Rachel, if my pilot-sense and scale notions are correct, courtesy would have us never calling them AA batteries over Form Energy Breather Batteries (FEBBs? Also no?), and the batteries don’t need the solar territory (or the top extent) all over again much less per-nation centralization…I see you were running with Solarman’s figures now, thanks. It certainly does beg the question of improving unarable land for the natural value (forest, built environs, etc.) It’s a whole new world of unlivable basement!

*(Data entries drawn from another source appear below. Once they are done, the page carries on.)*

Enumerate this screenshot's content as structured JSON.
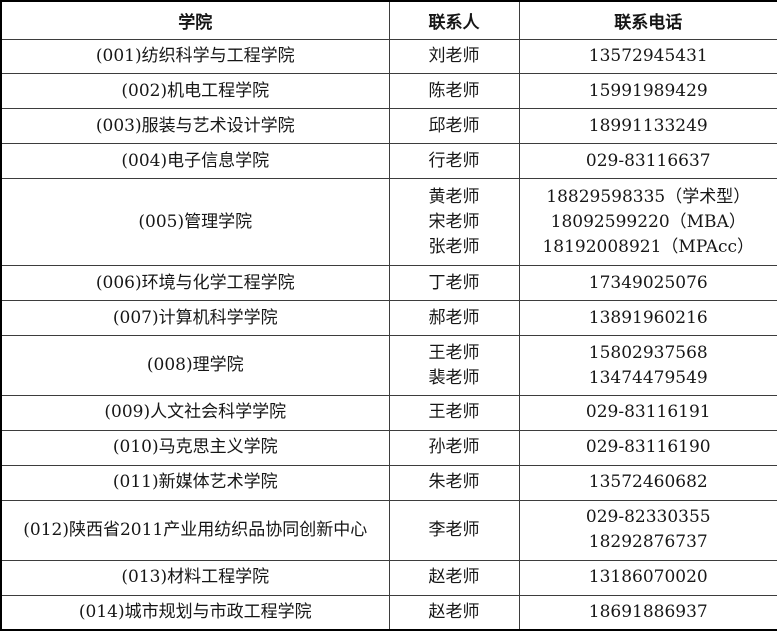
{
  "colors": {
    "background": "#ffffff",
    "outer_border": "#000000",
    "inner_border": "#3d3d3d",
    "text": "#161616"
  },
  "table": {
    "headers": {
      "college": "学院",
      "contact": "联系人",
      "phone": "联系电话"
    },
    "rows": [
      {
        "college": "(001)纺织科学与工程学院",
        "contacts": [
          "刘老师"
        ],
        "phones": [
          "13572945431"
        ]
      },
      {
        "college": "(002)机电工程学院",
        "contacts": [
          "陈老师"
        ],
        "phones": [
          "15991989429"
        ]
      },
      {
        "college": "(003)服装与艺术设计学院",
        "contacts": [
          "邱老师"
        ],
        "phones": [
          "18991133249"
        ]
      },
      {
        "college": "(004)电子信息学院",
        "contacts": [
          "行老师"
        ],
        "phones": [
          "029-83116637"
        ]
      },
      {
        "college": "(005)管理学院",
        "contacts": [
          "黄老师",
          "宋老师",
          "张老师"
        ],
        "phones": [
          "18829598335（学术型）",
          "18092599220（MBA）",
          "18192008921（MPAcc）"
        ]
      },
      {
        "college": "(006)环境与化学工程学院",
        "contacts": [
          "丁老师"
        ],
        "phones": [
          "17349025076"
        ]
      },
      {
        "college": "(007)计算机科学学院",
        "contacts": [
          "郝老师"
        ],
        "phones": [
          "13891960216"
        ]
      },
      {
        "college": "(008)理学院",
        "contacts": [
          "王老师",
          "裴老师"
        ],
        "phones": [
          "15802937568",
          "13474479549"
        ]
      },
      {
        "college": "(009)人文社会科学学院",
        "contacts": [
          "王老师"
        ],
        "phones": [
          "029-83116191"
        ]
      },
      {
        "college": "(010)马克思主义学院",
        "contacts": [
          "孙老师"
        ],
        "phones": [
          "029-83116190"
        ]
      },
      {
        "college": "(011)新媒体艺术学院",
        "contacts": [
          "朱老师"
        ],
        "phones": [
          "13572460682"
        ]
      },
      {
        "college": "(012)陕西省2011产业用纺织品协同创新中心",
        "contacts": [
          "李老师"
        ],
        "phones": [
          "029-82330355",
          "18292876737"
        ]
      },
      {
        "college": "(013)材料工程学院",
        "contacts": [
          "赵老师"
        ],
        "phones": [
          "13186070020"
        ]
      },
      {
        "college": "(014)城市规划与市政工程学院",
        "contacts": [
          "赵老师"
        ],
        "phones": [
          "18691886937"
        ]
      }
    ]
  }
}
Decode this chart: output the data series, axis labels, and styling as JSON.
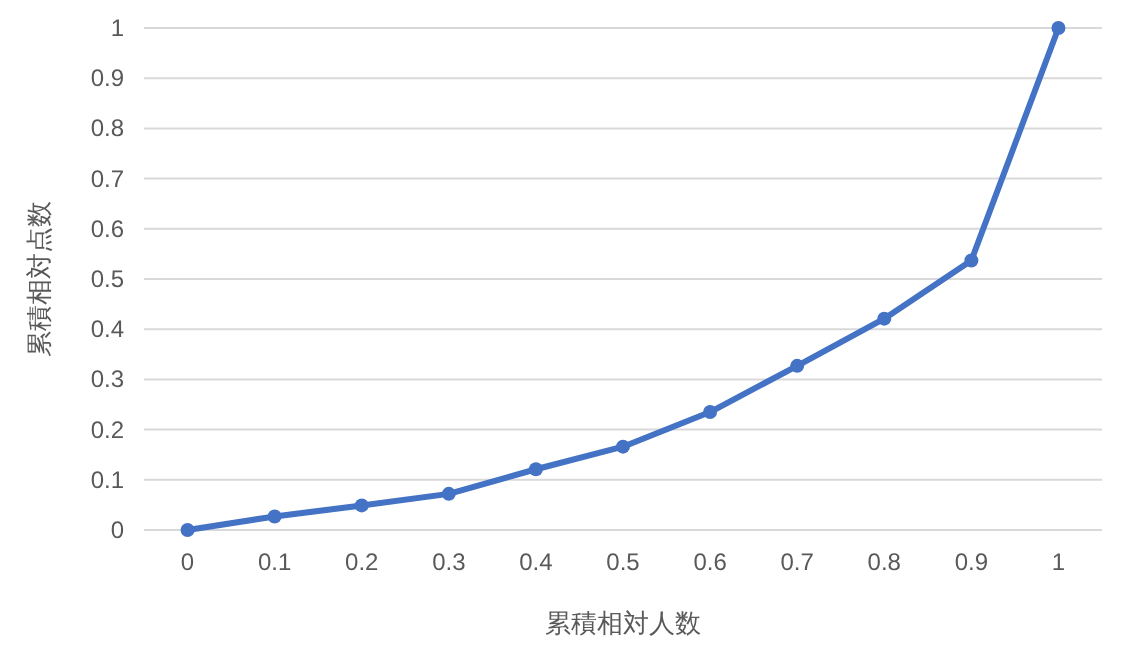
{
  "chart_data": {
    "type": "line",
    "xlabel": "累積相対人数",
    "ylabel": "累積相対点数",
    "categories": [
      "0",
      "0.1",
      "0.2",
      "0.3",
      "0.4",
      "0.5",
      "0.6",
      "0.7",
      "0.8",
      "0.9",
      "1"
    ],
    "series": [
      {
        "color": "#4472c4",
        "values": [
          0,
          0.027,
          0.049,
          0.072,
          0.121,
          0.166,
          0.235,
          0.327,
          0.421,
          0.537,
          1
        ]
      }
    ],
    "ylim": [
      0,
      1
    ],
    "yticks": [
      0,
      0.1,
      0.2,
      0.3,
      0.4,
      0.5,
      0.6,
      0.7,
      0.8,
      0.9,
      1
    ],
    "grid": "y",
    "marker": "circle",
    "line_style": "solid"
  }
}
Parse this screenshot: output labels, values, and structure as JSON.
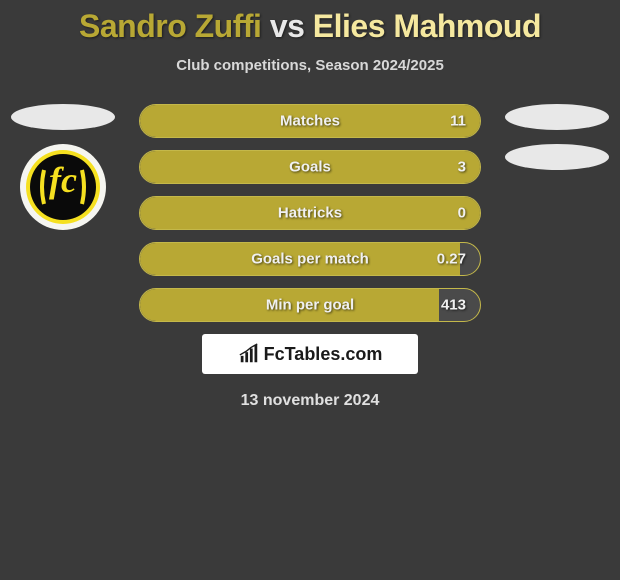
{
  "title": {
    "player1": "Sandro Zuffi",
    "vs": "vs",
    "player2": "Elies Mahmoud",
    "p1_color": "#b8a834",
    "vs_color": "#e8e8e8",
    "p2_color": "#f5e89f"
  },
  "subtitle": "Club competitions, Season 2024/2025",
  "layout": {
    "bg_color": "#3a3a3a",
    "bar_border_color": "#c4b84a",
    "bar_track_color": "#4a4a4a",
    "bar_fill_color": "#b8a834",
    "text_color": "#f0f0f0"
  },
  "bars": [
    {
      "label": "Matches",
      "value": "11",
      "fill_pct": 100
    },
    {
      "label": "Goals",
      "value": "3",
      "fill_pct": 100
    },
    {
      "label": "Hattricks",
      "value": "0",
      "fill_pct": 100
    },
    {
      "label": "Goals per match",
      "value": "0.27",
      "fill_pct": 94
    },
    {
      "label": "Min per goal",
      "value": "413",
      "fill_pct": 88
    }
  ],
  "club_badge": {
    "outer_color": "#f5f5f0",
    "ring_color": "#f5e020",
    "inner_color": "#0a0a0a"
  },
  "footer": {
    "logo_text": "FcTables.com",
    "date": "13 november 2024"
  }
}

I’m about the overall system and its design. A lot of the lithium ion batteries proposed are built around power blocks of storage and generation in cargo containers. Something like 10MW/400MWh could be a total of 10MWh of generation with 40 hours maximum generation capacity or if designed properly 2MWh at 200 hours maximum generation capacity. As stated, this is a 1MWh for 150 hours maximum generation resource, unless there’s some neat trick to fast charging off of the grid, it seems like something that might work as a “wave” charge state machine. Connect to solar PV strings in a solar farm and charge with over generation in waves of strings while still meeting demands of loads on the grid. Switch the stored energy out in 1MWh increments and sum this generation output until the demand on the grid is met.
150 hours seems like overkill. More is better, but the “holy grail” battery will get recharged with dirt cheap PV every 24 hours, no? (excluding the occasional locust plague). :-/
Or will it be green hydrogen? Seems to be gaining momentum in EU. Thoughts?
From what is said here, I really don’t see this as a breakthrough (no pun intended) unless the cost is pennies per kWh. Any Tesla Megapack can be throttled down to deliver energy at 0.0067 C-rate (1/150). If it is bilateral in the sense that it takes just as long to recharge, then it’s not really practical in Time of Use energy shifting of wind and solar generation.
If it does take up an acre of land, I would suggest installing 100 – 40′ containers of supercapacitors on that acre. You could drain them at 0.0067 C if you like, but you could also recharge them at 1.7 C. A much more useful solution with capability to provide up to a million charge/discharge cycles with no degradation. And commercially available today!